The season for giving is also the season for taking. Lurking among the people exchanging gifts and glad tidings are shady characters whose only goal is to pluck opportunity from the well of goodwill filled each year during the holidays. For them, a Merry Christmas involves sending malicious messages via email.
Security researchers say these kinds of messages, while not unusual, flourish around Christmastime as family, friends, and workplace colleagues exchange kind thoughts in the spirit of the season. The main vehicle conveying most of these thoughts has been the e-card, which grows in popularity as we widen our circles of digital friends.

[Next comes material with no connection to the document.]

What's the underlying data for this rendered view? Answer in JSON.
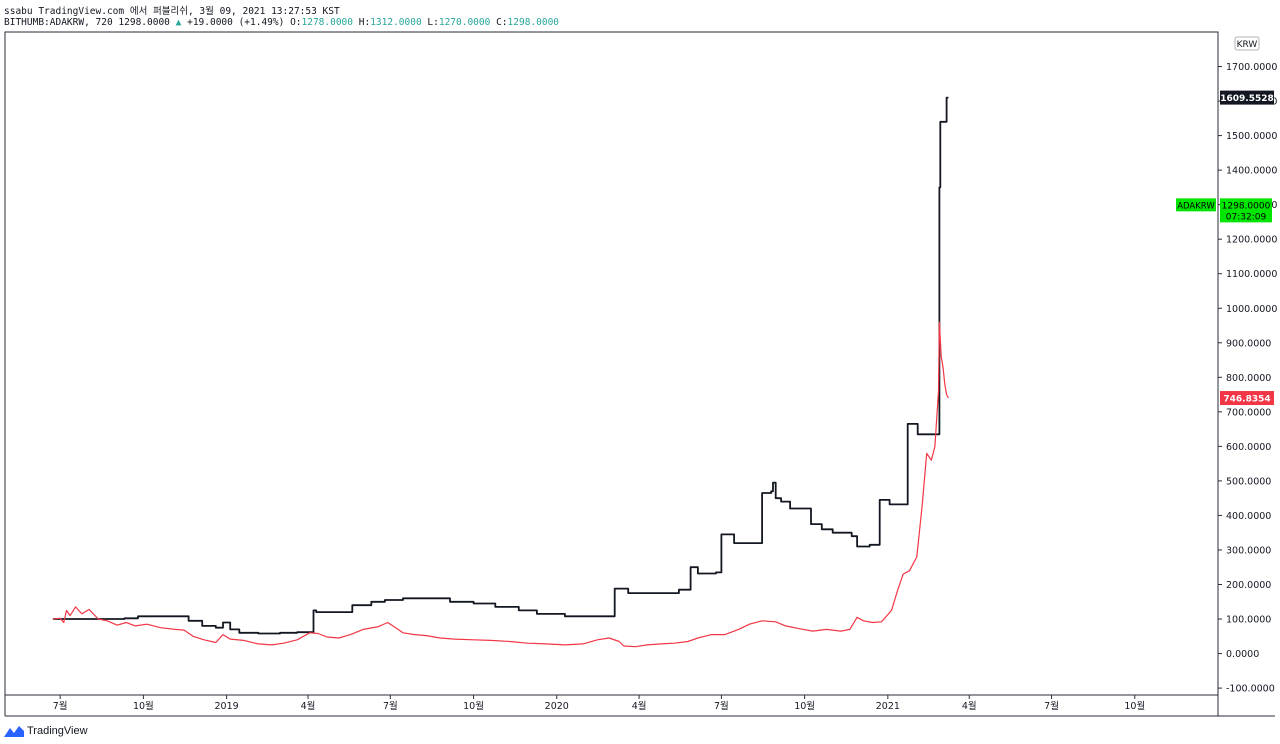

Cyber criminals relish this growth because it improves the likelihood they will reel in a sucker when they go “phishing” in this stream of e-correspondence. Recent reports on data breaches say an estimated one in 10 email users wind up getting hooked by a phishing lure.
“It’s easy for busy, distracted consumers to become victims of these schemes,” said Craig Young, a researcher at Portland, Ore.-based Tripwire, a cyber security provider. “But armed with a few basic security practices, they can drastically reduce their chances of being victimized.”
Among the practices that Young and others advocate:
- Avoiding email from unknown addresses, or email with undisclosed recipients, and not opening the attachments in these emails. That includes e-greeting cards. If possible, confirm who sent the greeting before opening it.
- Watching for bad spelling and poor grammar in email subject lines. Cyber criminals focus on results, not quality, because they send thousands of messages at once hoping for just a few responses. A subject line containing errors is strong proof that opening the email would be an even bigger mistake.
- Running anti-virus software and keeping it up to date. The protections within these programs may be enough to ward off threats in emails that are opened by accident.
Businesses are particularly vulnerable due to multiple users in corporate accounts – and multiple approaches to answering email among those users. That is why employees must be made part of the solution, instead of being left to become part of the problem.
“Enterprises … need to place more reliance on employees to help them defend their organizations,” said Rohyt Belani, CEO and co-founder of PhishMe, a threat management company based in Leesburg, Va. “Consistent training turns employees into informants that can spot attacks before they turn into catastrophes.”